I can't figure out what I am doing wrong. Problem in the template deduction from pointer to base-class member - &DerivedClass::BaseClassMemeber.

Full example:

#include <vcl.h>
#include <tchar.h>

struct Base
{
   int BaseClassMember;
};

struct Derived : public Base
{
};

template<class T1, class T2>
void Test(T1& Param1, T2 T1::* Param2)
{
}

int _tmain()
{
   Derived inst;
   // Compile error E2285 Could not find a match for 'Test<T1,T2>(B,int A::*) - BCC32
   // Error 1 error C2782: 'void Test(T1 &,T2 T1::* )' : template parameter 'T1' is   ambiguous - MS VS8
   Test(inst, &Derived::BaseClassMember);

   // Works great
   Test<Derived>(inst, &Derived::BaseClassMember);
   return 0;
 }

I can found several workarounds, e.g. Additional Test function overloading with one more template parameter, static_cast, implicit partial specialization (Test).

But i am interested in reasons why complier just can't use class which was explicitly specified in &DerivedClass::BaseClassMemeber. That is the question. And if you have more elegant solution for problem, welcome.

Answer 1

&Derived::BaseClassMember has type int Base::*, not int Derived::*. Quoth the Standard:

The result of the unary & operator is a pointer to its operand.

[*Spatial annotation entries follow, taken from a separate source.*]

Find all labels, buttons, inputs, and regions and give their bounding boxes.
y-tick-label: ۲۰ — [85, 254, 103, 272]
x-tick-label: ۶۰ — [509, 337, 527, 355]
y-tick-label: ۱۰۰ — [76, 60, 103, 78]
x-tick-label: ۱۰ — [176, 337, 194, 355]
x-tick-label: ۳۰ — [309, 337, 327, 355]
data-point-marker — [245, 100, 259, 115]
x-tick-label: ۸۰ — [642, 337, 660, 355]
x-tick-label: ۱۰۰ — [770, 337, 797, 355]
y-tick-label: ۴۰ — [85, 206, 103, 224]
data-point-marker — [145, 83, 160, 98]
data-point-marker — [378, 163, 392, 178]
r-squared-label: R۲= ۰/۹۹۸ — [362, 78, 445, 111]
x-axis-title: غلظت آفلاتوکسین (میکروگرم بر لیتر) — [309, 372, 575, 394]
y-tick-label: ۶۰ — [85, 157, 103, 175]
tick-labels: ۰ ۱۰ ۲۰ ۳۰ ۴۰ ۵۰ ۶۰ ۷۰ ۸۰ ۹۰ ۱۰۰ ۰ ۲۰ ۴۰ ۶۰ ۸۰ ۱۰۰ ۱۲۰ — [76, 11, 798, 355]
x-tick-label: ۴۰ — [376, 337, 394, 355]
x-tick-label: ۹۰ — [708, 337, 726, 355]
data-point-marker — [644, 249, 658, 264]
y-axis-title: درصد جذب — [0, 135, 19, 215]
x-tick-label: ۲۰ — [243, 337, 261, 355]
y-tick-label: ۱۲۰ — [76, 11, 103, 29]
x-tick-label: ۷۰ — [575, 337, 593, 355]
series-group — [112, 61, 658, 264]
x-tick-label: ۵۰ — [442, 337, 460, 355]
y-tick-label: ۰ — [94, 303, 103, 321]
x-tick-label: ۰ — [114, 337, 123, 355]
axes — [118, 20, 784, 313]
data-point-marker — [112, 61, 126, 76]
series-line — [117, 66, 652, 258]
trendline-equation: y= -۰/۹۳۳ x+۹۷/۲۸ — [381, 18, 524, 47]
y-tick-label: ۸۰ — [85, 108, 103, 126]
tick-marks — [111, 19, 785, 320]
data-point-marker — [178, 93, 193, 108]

The operand shall be an lvalue or a qualified-id. If the operand is a qualified-id naming a non-static member m of some class C with type T, the result has type “pointer to member of class C of type T” and is a prvalue designating C::m. [... skip ...] [Example:

struct A { int i; };
struct B : A { };
... &B::i ...             // has type int A::*i

— end example]

You have to cast the value to int Derived::* if you need this type.